Thursday 11 July 2013

Financing the future: live long and prosper. Plan for an extended future.

With the economic crisis leaving interest rates sitting below the level of inflation, independent financial advisers can help us change the way we look at savings.

For decades in the run-up to the financial crisis, most people took a safety-first approach to saving and investing for the long term.
And for good reason. Putting their savings into a deposit account or long-term savings bond offered the safest of traditional safe havens – they could relax, confident that their money would be secure and would grow.
But piling up cash in these once-safe havens is no longer the one-way bet that it used to be. The places we have long thought of as havens are rather less safe today than they used to be, for two main reasons.
The first is that as the financial world has shifted, so have the risks that we face. In the past, you could put your money on deposit at a bank or building society, or use it to buy super-safe government bonds, and be confident of earning a rate of interest that would allow your capital to grow faster than prices were rising. That enabled you to preserve the purchasing power of your money over the years while keeping it safe.
It might not grow as fast as it would if you had chosen other, riskier sorts of investment – but at least inflation wouldn’t erode the value of your nest egg.
But you can no longer rely on that old certainty. Savings rates on virtually all deposit accounts and yields on government bonds are stuck well below the rate of inflation, which changes the picture enormously. Prices are now rising faster than your savings can grow, which means that year by year your money can buy less – and therefore one of the main attractions of these traditional safe-haven investments has vanished.
The second big issue is that, for most of us, the long term is getting a lot longer than was the case for previous generations, with life expectancy rising rapidly. According to the Office for National Statistics, in 1981 a man of 65 could expect to live another 13.1 years. By 2009, this life expectancy had risen to 18 years. For women, the equivalent figures were 17 years in 1981 and 20.6 years by 2009.

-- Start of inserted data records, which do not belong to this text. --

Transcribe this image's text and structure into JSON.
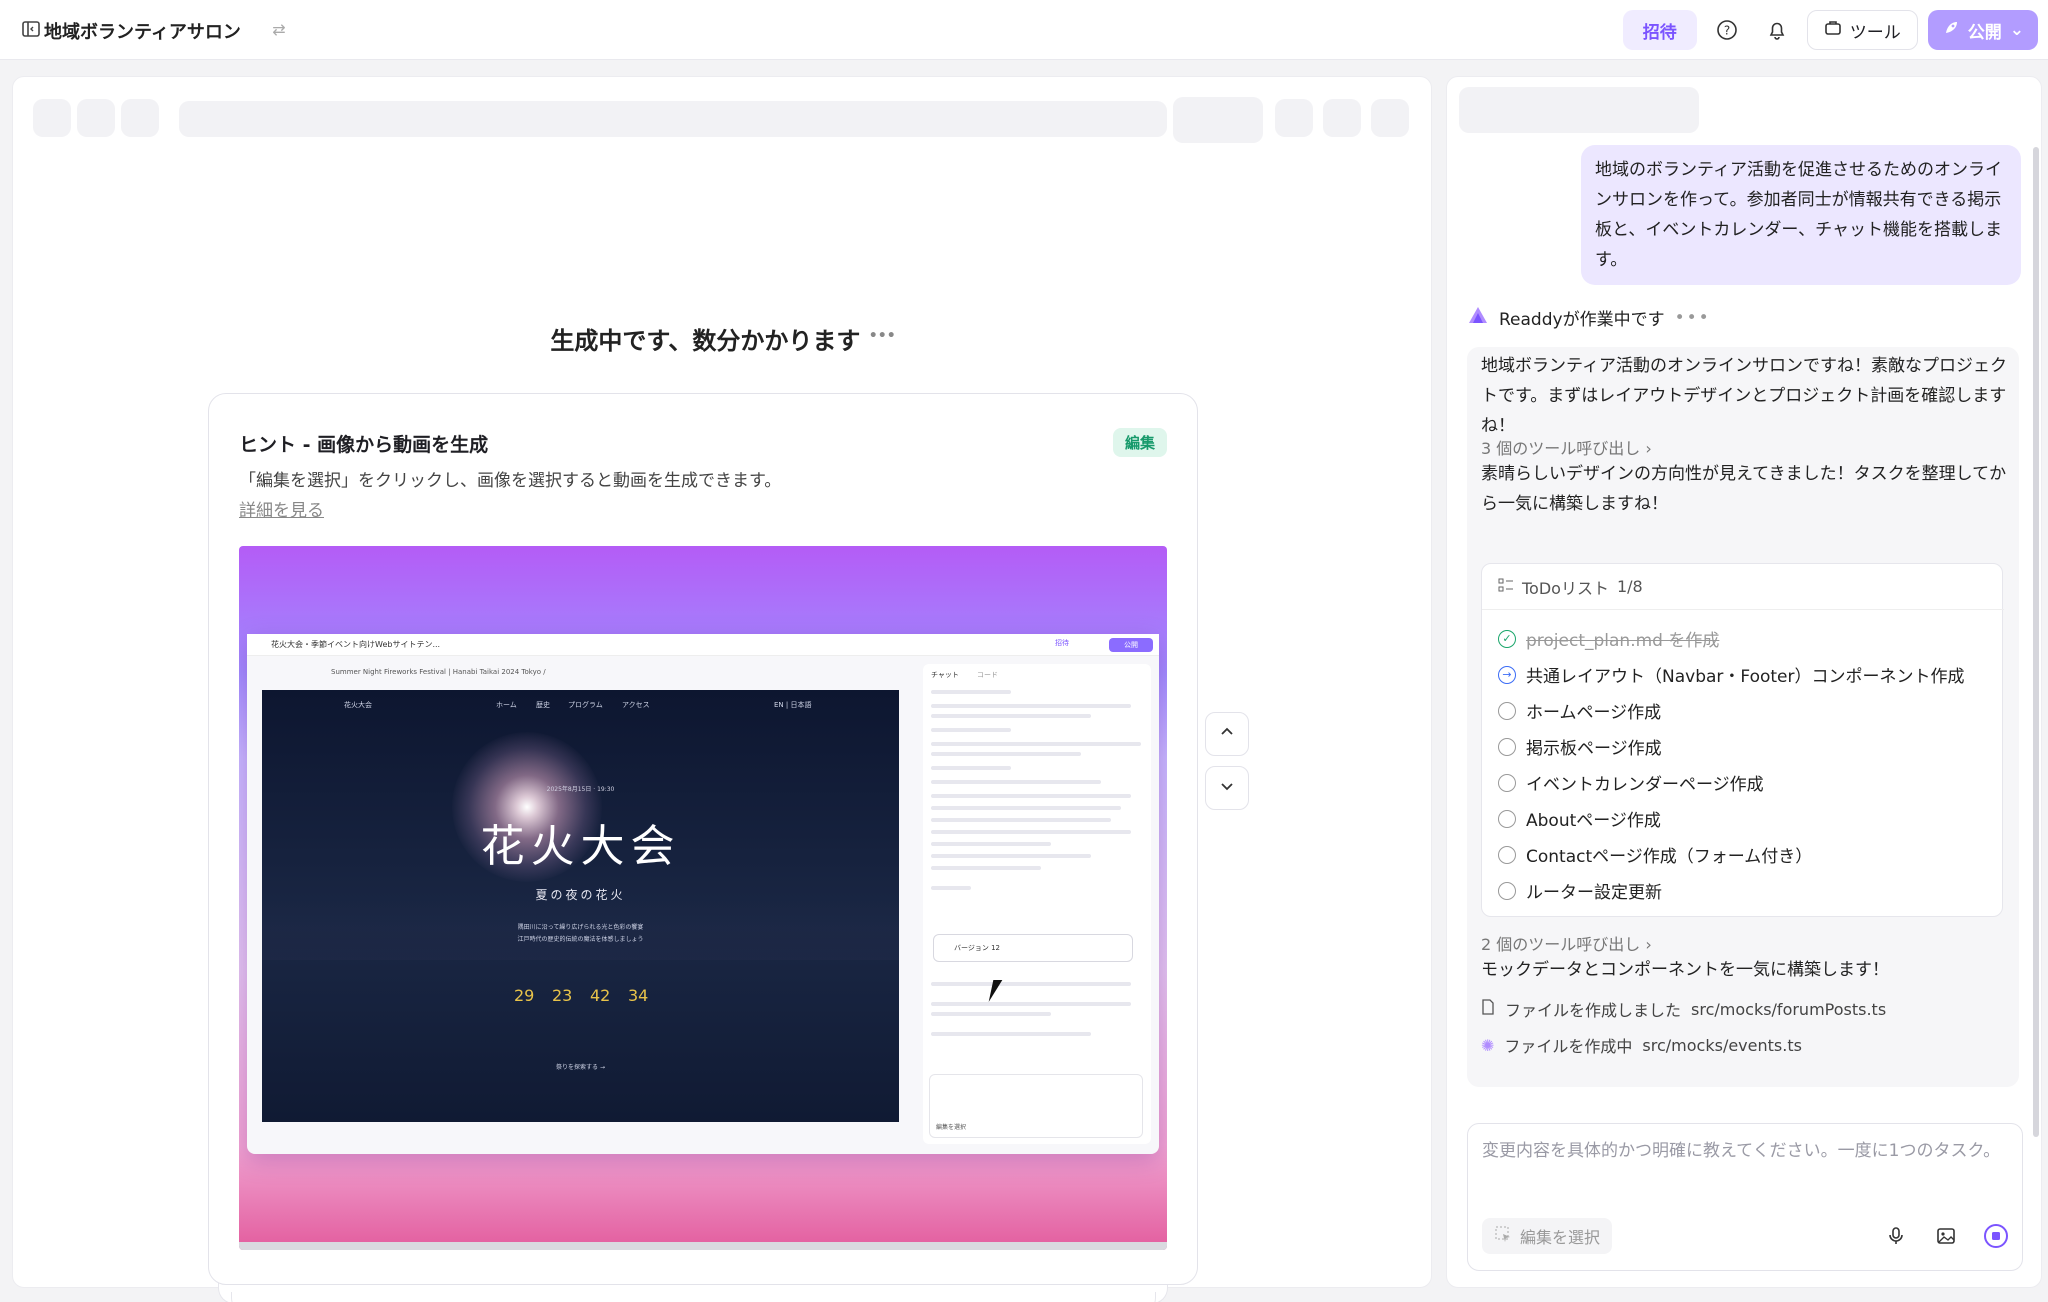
{
  "topbar": {
    "project_title": "地域ボランティアサロン",
    "invite_label": "招待",
    "tools_label": "ツール",
    "publish_label": "公開"
  },
  "preview": {
    "generating_text": "生成中です、数分かかります",
    "hint": {
      "title": "ヒント - 画像から動画を生成",
      "badge": "編集",
      "description": "「編集を選択」をクリックし、画像を選択すると動画を生成できます。",
      "link": "詳細を見る"
    },
    "mock": {
      "window_title": "花火大会・季節イベント向けWebサイトテン...",
      "invite": "招待",
      "publish": "公開",
      "url": "Summer Night Fireworks Festival | Hanabi Taikai 2024 Tokyo  /",
      "nav": [
        "花火大会",
        "ホーム",
        "歴史",
        "プログラム",
        "アクセス",
        "EN | 日本語"
      ],
      "date": "2025年8月15日 · 19:30",
      "title": "花火大会",
      "subtitle": "夏の夜の花火",
      "desc_line1": "隅田川に沿って繰り広げられる光と色彩の饗宴",
      "desc_line2": "江戸時代の歴史的伝統の魔法を体感しましょう",
      "countdown": [
        "29",
        "23",
        "42",
        "34"
      ],
      "cta": "祭りを探索する →",
      "chat_tabs": [
        "チャット",
        "コード"
      ],
      "version_label": "バージョン 12",
      "edit_select": "編集を選択"
    }
  },
  "chat": {
    "user_message": "地域のボランティア活動を促進させるためのオンラインサロンを作って。参加者同士が情報共有できる掲示板と、イベントカレンダー、チャット機能を搭載します。",
    "agent_status": "Readdyが作業中です",
    "msg1": "地域ボランティア活動のオンラインサロンですね！素敵なプロジェクトです。まずはレイアウトデザインとプロジェクト計画を確認しますね！",
    "tool_calls_1": "3 個のツール呼び出し",
    "msg2": "素晴らしいデザインの方向性が見えてきました！タスクを整理してから一気に構築しますね！",
    "todo": {
      "title": "ToDoリスト",
      "progress": "1/8",
      "items": [
        {
          "label": "project_plan.md を作成",
          "status": "done"
        },
        {
          "label": "共通レイアウト（Navbar・Footer）コンポーネント作成",
          "status": "active"
        },
        {
          "label": "ホームページ作成",
          "status": "pending"
        },
        {
          "label": "掲示板ページ作成",
          "status": "pending"
        },
        {
          "label": "イベントカレンダーページ作成",
          "status": "pending"
        },
        {
          "label": "Aboutページ作成",
          "status": "pending"
        },
        {
          "label": "Contactページ作成（フォーム付き）",
          "status": "pending"
        },
        {
          "label": "ルーター設定更新",
          "status": "pending"
        }
      ]
    },
    "tool_calls_2": "2 個のツール呼び出し",
    "msg3": "モックデータとコンポーネントを一気に構築します！",
    "file1_status": "ファイルを作成しました",
    "file1_path": "src/mocks/forumPosts.ts",
    "file2_status": "ファイルを作成中",
    "file2_path": "src/mocks/events.ts",
    "input_placeholder": "変更内容を具体的かつ明確に教えてください。一度に1つのタスク。",
    "edit_select": "編集を選択"
  },
  "colors": {
    "accent": "#7b54ff",
    "publish_bg": "#b29cff",
    "invite_bg": "#f0ecff",
    "badge_bg": "#dff6ec",
    "badge_fg": "#179a6b",
    "done": "#1aa66b",
    "active": "#3b6cf6"
  },
  "icons": {
    "sidebar_toggle": "sidebar-toggle-icon",
    "swap": "swap-icon",
    "help": "help-icon",
    "bell": "bell-icon",
    "tools": "toolbox-icon",
    "rocket": "rocket-icon",
    "chevron_up": "chevron-up-icon",
    "chevron_down": "chevron-down-icon",
    "mic": "microphone-icon",
    "image": "image-icon",
    "stop": "stop-icon"
  }
}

The conclusion is obvious: longer life is nothing if not a blessing, but the money we salt away is going to have to work harder and support us through old age.

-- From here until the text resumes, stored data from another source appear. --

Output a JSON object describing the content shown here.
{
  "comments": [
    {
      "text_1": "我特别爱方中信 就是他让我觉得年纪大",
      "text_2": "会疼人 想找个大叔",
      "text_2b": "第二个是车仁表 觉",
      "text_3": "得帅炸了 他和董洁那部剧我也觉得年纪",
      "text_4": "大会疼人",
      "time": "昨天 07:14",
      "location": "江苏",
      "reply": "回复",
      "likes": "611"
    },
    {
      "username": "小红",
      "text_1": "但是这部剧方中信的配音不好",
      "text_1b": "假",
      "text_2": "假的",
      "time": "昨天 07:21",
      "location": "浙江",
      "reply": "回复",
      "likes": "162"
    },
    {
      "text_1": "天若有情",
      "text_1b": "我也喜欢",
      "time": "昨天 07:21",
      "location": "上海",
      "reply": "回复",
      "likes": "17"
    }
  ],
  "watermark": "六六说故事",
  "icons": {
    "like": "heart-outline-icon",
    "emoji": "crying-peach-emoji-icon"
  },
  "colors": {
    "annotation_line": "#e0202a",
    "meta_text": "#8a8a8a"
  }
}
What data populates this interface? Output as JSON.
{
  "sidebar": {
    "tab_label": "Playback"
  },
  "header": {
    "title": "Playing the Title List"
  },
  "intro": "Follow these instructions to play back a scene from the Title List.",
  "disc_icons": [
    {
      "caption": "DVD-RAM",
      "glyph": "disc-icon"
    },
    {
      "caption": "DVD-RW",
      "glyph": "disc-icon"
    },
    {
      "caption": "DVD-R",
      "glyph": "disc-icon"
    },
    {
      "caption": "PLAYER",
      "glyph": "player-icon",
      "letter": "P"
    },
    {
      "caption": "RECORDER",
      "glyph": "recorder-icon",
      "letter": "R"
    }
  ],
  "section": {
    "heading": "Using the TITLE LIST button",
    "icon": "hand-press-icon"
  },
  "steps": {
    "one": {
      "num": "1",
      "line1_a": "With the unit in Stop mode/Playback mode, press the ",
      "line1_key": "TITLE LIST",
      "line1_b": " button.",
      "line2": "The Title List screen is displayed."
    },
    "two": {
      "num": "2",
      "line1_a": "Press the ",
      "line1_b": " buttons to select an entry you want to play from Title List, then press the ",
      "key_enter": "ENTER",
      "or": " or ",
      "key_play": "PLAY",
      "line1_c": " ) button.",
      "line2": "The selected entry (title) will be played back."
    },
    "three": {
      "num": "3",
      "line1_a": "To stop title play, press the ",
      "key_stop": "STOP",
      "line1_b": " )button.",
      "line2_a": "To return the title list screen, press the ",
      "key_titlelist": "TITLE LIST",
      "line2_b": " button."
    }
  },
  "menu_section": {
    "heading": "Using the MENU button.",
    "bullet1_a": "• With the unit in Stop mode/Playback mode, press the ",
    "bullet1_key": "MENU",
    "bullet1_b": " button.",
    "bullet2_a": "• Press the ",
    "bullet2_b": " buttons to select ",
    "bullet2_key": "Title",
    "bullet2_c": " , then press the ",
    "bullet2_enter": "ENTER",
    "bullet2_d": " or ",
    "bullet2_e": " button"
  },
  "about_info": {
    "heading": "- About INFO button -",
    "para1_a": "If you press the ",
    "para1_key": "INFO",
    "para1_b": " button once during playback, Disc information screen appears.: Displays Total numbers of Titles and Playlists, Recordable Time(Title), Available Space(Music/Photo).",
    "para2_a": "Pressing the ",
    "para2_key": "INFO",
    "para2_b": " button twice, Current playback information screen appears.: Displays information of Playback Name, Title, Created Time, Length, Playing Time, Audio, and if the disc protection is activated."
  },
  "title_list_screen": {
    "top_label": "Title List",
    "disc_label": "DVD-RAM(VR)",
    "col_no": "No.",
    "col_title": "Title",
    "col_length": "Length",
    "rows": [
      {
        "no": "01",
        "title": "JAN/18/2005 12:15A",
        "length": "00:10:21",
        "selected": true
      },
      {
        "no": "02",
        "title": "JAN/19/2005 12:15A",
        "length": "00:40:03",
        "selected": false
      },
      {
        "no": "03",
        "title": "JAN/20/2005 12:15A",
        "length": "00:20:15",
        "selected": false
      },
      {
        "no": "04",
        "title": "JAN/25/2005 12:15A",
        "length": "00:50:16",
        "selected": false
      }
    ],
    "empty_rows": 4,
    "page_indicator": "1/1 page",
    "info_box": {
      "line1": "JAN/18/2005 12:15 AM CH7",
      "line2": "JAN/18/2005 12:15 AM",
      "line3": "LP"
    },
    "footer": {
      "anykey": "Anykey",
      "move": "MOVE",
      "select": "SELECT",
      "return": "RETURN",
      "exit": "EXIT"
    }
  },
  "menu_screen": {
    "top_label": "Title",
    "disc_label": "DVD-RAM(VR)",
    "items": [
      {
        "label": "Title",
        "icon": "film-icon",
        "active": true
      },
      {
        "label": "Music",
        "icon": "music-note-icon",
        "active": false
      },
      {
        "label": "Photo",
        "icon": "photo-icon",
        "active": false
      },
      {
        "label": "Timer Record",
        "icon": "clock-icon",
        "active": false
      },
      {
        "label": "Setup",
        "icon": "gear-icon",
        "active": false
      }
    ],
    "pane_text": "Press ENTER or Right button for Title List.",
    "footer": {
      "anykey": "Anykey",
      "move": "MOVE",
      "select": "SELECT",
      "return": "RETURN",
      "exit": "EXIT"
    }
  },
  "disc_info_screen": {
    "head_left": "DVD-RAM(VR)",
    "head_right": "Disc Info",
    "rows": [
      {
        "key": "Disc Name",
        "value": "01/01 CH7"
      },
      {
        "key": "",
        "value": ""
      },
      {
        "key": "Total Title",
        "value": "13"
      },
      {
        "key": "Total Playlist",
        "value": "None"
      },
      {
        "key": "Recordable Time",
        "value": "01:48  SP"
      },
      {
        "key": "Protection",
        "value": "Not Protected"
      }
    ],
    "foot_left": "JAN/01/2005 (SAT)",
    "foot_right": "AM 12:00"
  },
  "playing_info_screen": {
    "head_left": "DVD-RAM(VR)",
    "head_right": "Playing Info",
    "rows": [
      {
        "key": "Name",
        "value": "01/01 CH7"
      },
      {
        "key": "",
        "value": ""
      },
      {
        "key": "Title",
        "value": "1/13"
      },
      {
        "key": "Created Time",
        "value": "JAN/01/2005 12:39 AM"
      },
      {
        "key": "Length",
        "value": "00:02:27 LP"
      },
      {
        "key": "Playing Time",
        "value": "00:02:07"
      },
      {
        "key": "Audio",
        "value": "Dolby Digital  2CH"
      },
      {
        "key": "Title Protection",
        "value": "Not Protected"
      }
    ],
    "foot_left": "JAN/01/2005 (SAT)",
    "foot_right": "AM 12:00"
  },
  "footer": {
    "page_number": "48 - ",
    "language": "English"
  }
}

In a world where savings earn less than the rate of inflation and will have stretch further, sitting on cash looks a less viable option. By the same token, buying government bonds, even though they are backed by the Treasury’s promise to repay your capital in full, looks increasingly risky given that the yields they offer are also well below inflation.
For people who know they need to plan for an extended future – and one in which the easy answers do not work as well – this is a challenging time.

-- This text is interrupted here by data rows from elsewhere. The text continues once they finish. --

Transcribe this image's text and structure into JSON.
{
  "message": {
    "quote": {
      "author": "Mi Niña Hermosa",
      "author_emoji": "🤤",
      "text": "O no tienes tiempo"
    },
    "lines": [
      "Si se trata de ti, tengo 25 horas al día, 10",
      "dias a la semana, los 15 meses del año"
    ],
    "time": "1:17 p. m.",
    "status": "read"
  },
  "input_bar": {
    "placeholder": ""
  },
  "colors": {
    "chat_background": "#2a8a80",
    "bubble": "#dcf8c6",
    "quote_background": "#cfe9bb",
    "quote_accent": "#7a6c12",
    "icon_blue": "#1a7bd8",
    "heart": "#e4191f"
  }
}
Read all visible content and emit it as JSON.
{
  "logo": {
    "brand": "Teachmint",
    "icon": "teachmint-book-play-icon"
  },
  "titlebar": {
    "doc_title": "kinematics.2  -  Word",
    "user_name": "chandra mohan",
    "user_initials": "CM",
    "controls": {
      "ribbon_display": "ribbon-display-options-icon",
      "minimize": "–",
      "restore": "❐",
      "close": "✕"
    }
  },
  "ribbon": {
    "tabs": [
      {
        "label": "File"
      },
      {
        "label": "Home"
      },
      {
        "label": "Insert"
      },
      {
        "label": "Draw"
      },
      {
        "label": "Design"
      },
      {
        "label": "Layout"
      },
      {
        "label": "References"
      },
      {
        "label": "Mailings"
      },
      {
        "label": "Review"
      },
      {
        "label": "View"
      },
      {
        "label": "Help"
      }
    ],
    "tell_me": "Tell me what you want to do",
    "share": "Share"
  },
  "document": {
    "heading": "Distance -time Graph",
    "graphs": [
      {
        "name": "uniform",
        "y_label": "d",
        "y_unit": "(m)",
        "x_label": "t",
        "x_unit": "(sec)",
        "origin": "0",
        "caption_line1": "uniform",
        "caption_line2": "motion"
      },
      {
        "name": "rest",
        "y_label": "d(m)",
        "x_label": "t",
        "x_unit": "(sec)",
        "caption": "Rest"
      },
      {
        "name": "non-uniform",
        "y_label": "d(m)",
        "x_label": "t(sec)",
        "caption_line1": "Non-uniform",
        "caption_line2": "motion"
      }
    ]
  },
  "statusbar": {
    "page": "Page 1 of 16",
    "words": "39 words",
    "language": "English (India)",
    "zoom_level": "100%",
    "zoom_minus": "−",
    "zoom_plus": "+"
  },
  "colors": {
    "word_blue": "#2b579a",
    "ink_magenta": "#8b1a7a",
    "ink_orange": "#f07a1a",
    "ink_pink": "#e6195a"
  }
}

So over the coming weeks, the Telegraph will offer ways to reconsider long-term financial plans, bearing in mind the risks that inflation and miserly interest rates now pose to savings.
Many will want to take financial advice to help decide how to approach these issues, but will also want to feel confident that they know enough to have a proper conversation with their adviser.
This series will equip them to ask the right questions – what investments should they be considering to balance their need for growth with their appetite for risk? What are the merits of passive investing versus active management of their money? Should they be looking to international markets to help improve their returns? Where do they invest for the additional income they need?
For most people who are trying to build a fund for the long term but at the same time do not want to take on excessive risks, the answer to these problems is going to involve some combination of working longer, saving more and investing their money in different ways.
Inevitably, that means we are all going to have to accept rather more risk when investing for the long term. Therefore, a key element of the series will be to help people to dig deeper when they talk to their adviser and make sure that they understand the kinds of risk that go with the various investment options that are open to them.
The financial crisis and its after-effects have changed the rules of investing for many years to come. The old ways of doing things no longer represent a risk-free option – we need to take a different approach.